GM spokesman Dan Flores would not comment beyond the statement about the battery plants in Lordstown, Ohio, and Spring Hill, Tennessee, which combined will employ about 2,300 workers. The other partner in Ultium LLC is South Korean battery maker LG Energy Solution.

The statement said that the UAW has a historic and constructive relationship with the auto industry, and "would be well positioned to represent the workforce."

Last week Ford announced that it would form a joint venture  and build two North American factories to make batteries for roughly 600,000 electric vehicles per year by the middle of this decade.

The deal with battery maker SK Innovation of South Korea set up the same confrontation that the union has with GM over UAW representation and union wages at the plants.

The UAW and Biden have advocated for union jobs in new factories as the country transitions from gasoline-burning vehicles to those powered by electricity. The issue almost certainly will be part of negotiations on a new UAW national contract in 2023.

In a statement Tuesday, UAW Vice President for GM Terry Dittes said the union looks forward to discussions "so workers will have a voice at the table in order to create good paying union jobs and benefits."

Guidehouse Insights analyst Sam Abuelsamid said the GM stance is not surprising because workers at previous joint-venture factories have always been represented by the union.

GM probably didn't support the union at first in order to pressure it to take lower wages at the joint-venture plants.

When the Lordstown plant was announced in 2019, GM CEO Mary Barra said worker pay would follow GM's component-manufacturing strategy, where workers are paid less than top union wages. She said the plant would have to be cost-competitive.

At a GM plant assembling batteries in Brownstown Township, Michigan, the union agreed in 2009 to $15 to $17 per hour wages to assemble battery packs for the now-canceled Chevrolet Volt hybrid gas-electric vehicle. GM also pays about $22.50 per hour at union-represented parts manufacturing plants.

Biden wants to replace all internal combustion vehicles with battery-electrics, and he plans to spend billions to offer tax credits and rebates to get people to switch. The strategy is a key component of his plan to fight climate change by cutting U.S. greenhouse gas emissions at least in half by 2030, as well as create "good-paying union jobs" in a clean-energy economy.

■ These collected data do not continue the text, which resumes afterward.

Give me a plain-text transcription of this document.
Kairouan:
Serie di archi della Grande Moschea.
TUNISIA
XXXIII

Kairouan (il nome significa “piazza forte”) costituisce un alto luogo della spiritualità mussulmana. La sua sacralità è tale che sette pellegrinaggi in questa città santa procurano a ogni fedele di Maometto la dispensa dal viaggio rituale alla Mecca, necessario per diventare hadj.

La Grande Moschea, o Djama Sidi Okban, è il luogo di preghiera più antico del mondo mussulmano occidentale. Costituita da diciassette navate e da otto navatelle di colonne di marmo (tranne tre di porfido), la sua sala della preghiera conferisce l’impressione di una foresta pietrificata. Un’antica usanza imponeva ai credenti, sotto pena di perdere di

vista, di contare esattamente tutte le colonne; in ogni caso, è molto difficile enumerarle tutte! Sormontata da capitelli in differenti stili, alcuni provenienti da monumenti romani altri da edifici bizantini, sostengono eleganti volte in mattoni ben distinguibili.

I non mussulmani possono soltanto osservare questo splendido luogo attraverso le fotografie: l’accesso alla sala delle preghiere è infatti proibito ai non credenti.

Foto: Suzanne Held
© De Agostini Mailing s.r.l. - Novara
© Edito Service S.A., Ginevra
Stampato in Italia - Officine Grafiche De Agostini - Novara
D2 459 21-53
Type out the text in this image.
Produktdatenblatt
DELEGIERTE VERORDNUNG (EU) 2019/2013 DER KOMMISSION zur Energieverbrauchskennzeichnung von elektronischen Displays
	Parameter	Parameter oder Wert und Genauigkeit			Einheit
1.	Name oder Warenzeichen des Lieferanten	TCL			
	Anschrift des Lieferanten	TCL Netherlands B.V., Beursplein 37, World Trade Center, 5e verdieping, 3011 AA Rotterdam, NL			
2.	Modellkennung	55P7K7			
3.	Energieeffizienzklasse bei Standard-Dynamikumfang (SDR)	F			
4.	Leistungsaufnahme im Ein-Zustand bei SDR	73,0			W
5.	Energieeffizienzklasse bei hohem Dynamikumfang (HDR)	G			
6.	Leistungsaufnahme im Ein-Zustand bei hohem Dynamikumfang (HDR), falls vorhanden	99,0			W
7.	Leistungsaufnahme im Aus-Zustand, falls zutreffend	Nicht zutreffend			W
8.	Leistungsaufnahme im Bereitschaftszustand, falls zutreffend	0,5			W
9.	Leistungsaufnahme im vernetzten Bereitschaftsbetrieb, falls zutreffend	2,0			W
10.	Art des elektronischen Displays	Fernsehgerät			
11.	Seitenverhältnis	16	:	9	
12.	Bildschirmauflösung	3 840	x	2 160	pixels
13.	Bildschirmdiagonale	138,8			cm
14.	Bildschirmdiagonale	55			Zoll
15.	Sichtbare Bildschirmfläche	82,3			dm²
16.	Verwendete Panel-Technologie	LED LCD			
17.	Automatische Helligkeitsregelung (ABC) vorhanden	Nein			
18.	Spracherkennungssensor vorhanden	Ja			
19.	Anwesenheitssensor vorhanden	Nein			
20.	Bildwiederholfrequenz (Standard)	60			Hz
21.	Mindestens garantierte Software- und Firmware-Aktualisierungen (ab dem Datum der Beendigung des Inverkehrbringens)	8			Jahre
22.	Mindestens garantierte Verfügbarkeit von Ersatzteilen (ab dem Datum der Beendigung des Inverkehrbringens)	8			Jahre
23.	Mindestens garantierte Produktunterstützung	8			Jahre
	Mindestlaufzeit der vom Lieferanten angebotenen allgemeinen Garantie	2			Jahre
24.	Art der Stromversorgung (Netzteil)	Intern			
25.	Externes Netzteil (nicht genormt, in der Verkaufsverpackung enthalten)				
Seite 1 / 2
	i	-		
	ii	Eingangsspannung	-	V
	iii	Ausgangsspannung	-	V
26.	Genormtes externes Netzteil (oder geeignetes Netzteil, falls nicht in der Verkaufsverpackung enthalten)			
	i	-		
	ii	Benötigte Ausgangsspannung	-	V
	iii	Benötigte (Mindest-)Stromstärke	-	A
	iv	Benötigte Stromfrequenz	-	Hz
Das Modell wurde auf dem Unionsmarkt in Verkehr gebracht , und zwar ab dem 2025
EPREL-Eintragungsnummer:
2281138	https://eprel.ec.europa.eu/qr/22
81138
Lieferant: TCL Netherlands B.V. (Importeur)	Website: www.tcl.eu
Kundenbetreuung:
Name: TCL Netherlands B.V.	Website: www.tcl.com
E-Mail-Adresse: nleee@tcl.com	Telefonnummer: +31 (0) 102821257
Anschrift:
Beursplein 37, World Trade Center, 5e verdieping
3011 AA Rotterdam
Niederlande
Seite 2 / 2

But the UAW, which represents about 150,000 U.S. workers at Ford, General Motors and Stellantis (formerly Fiat Chrysler), fears that automakers will try to use joint ventures to pay lower wages.

Currently auto companies contract with parts suppliers to make electric vehicle batteries, and those factories pay far less than what top UAW workers make at auto plants. Union workers fear that as the country moves to electric vehicles, thousands of jobs making gasoline engines and transmissions will be replaced by lower-paying battery work.

The union also says government electric vehicle incentives should be tied to U.S. jobs with access to unions.

Ford spokeswoman Kelli Felker deferred to previous company statements about its joint venture, called BlueOvalSK. Ford said the labor strategy would be determined by the joint venture when it is set up later this summer.